File:  JLCD-E - Permission for Medication

NOTE: While Colorado school districts are not required by law to adopt an exhibit on this subject, this exhibit reflects legal requirements school districts must follow.  This sample exhibit contains the policy content/language that CASB believes best meets the intent of the law.  However, the district should consult with its own legal counsel to determine appropriate form that meets local circumstances and needs.

Name of student _________________________________________

School ________________________________ Grade __________________

Medication ______________________________  Dosage ________________________

Purpose of medication _____________________________________________________

_______________________________________________________________________

Time of day medication is to be given _____________________________________

Possible side effects _______________________________________________________

________________________________________________________________________

Anticipated number of days it needs to be given at school ________

Date _______________        _______________________________

                                                Signature of health care practitioner

It is understood that the medication is administered solely at the request of and as an accommodation to the undersigned parent or guardian.  In consideration of the acceptance of the request to perform this service by the school nurse or other designee employed by the _____(name of school district)_____, the undersigned parent or guardian hereby agrees to release the __(name of school district)____ and its personnel from any legal claim which they now have or may hereafter have arising out of side effects or other medical consequences of the medication.

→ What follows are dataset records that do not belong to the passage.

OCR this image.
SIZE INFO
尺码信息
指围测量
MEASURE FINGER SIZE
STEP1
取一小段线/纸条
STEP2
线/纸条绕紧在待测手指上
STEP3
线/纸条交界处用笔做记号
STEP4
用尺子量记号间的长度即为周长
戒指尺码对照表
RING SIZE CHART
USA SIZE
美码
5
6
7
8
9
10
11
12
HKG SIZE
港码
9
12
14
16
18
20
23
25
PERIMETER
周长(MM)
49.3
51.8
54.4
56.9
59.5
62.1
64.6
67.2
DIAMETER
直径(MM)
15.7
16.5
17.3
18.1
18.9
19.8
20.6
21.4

I hereby give my permission for ____(name of student)____ to take the above medication at school as ordered. I understand that it is my responsibility to furnish this medication.

A new Permission for Medication form must be completed for each medication change and each school year.

__________________________________________________
Parent/guardian printed name

_____________________________________________  
Parent/guardian signature

__________________
Date

(Issue date)

NOTE 1:  The prescription medication is to be brought to school in the original properly labeled container stating the student´s name, name of the drug, dosage, time for administering, name of the medical provider, and current date (non-expired) printed by the pharmacy.

NOTE 2:  Those personnel administering medications must be trained in observing for side effects and in the appropriate steps to take should side effects occur. While the school is not responsible for the occurrence of side effects, the school is responsible for observing for side effects.